CLYTEMNESTRE. - Je parlerai sans détours.
Sans feinte je dirai l'histoire de ma douleur.
Mais si tu dois m'écouter, n'oublie pas qui je suis.
ORESTE. - On dit que tu es ma mère, tueuse de mon père.
CLYTEMNESTRE. - Rappelle-toi pourquoi je l'ai tué.
ORESTE. - La mort de ta fille n'excuse pas la mort d'un tel héros.
CLYTEMNESTRE. - Ne dis pas « ta fille » comme s'il était question d'une chèvre.
Quant à celui que tu appelles héros je vais te dire qui il était vraiment.
ORESTE. - Cette sœur dont tu parles, je ne la connais pas.
CLYTEMNESTRE. - Et ce père que tu voudrais venger, le connais-tu ?
Tu ne dis rien ?
Non, que pourrais-tu dire ?
Quand tu dis « père » tu ne sais pas de quoi tu parles
Iphigénie était ma fille, le soleil de mes yeux.
A elle seule elle incarnait tous les printemps, passés et à venir.
Sa grâce faisait trembler les hommes.
Ce que ton père a tué c’était Aphrodite dans le corps d’une enfant.
En immolant sa propre fille, il voulait ébranler les troyens, jusqu’à les massacrer sans fin.

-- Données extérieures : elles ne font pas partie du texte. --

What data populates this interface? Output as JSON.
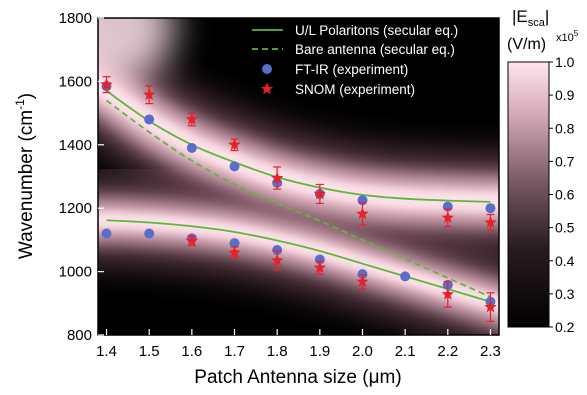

Fallait-il qu’il mesure sa détermination en plongeant le glaive de son ambition dans la gorge
de ma fille ?
Fallait-il que le roi l'emporte sur le père ?
Fallait-il qu'il sacre le printemps de mon enfant en lui ouvrant la gorge ?
[…]
ORESTE. - Tu dis qu'il a tué ma sœur pour satisfaire son ambition,
Mais toi pourquoi l'as-tu tué si ce n'est pour assouvir la tienne ?
CLYTEMNESTRE. - Mon ambition était de voir grandir ma fille.
En tuant Iphigénie, ton père a armé le bras de mon démon.
Ce matin-là à Aulis, quand il l'égorgea, c'est l'espoir d'un monde meilleur qu'il détruisit.
Oui, je l'ai tué et le tuerai encore.
Celui qui tue une fillette est un fléau pour la race humaine tout entière.
ORESTE. - Tu dis qu'en tuant mon père tu as sauvé le peuple des Hommes ?
CLYTEMNESTRE. - Je dis qu'en tuant ton père j'ai rendu justice à la mère que je suis.
ORESTE. - Je te parlais de la race des humains.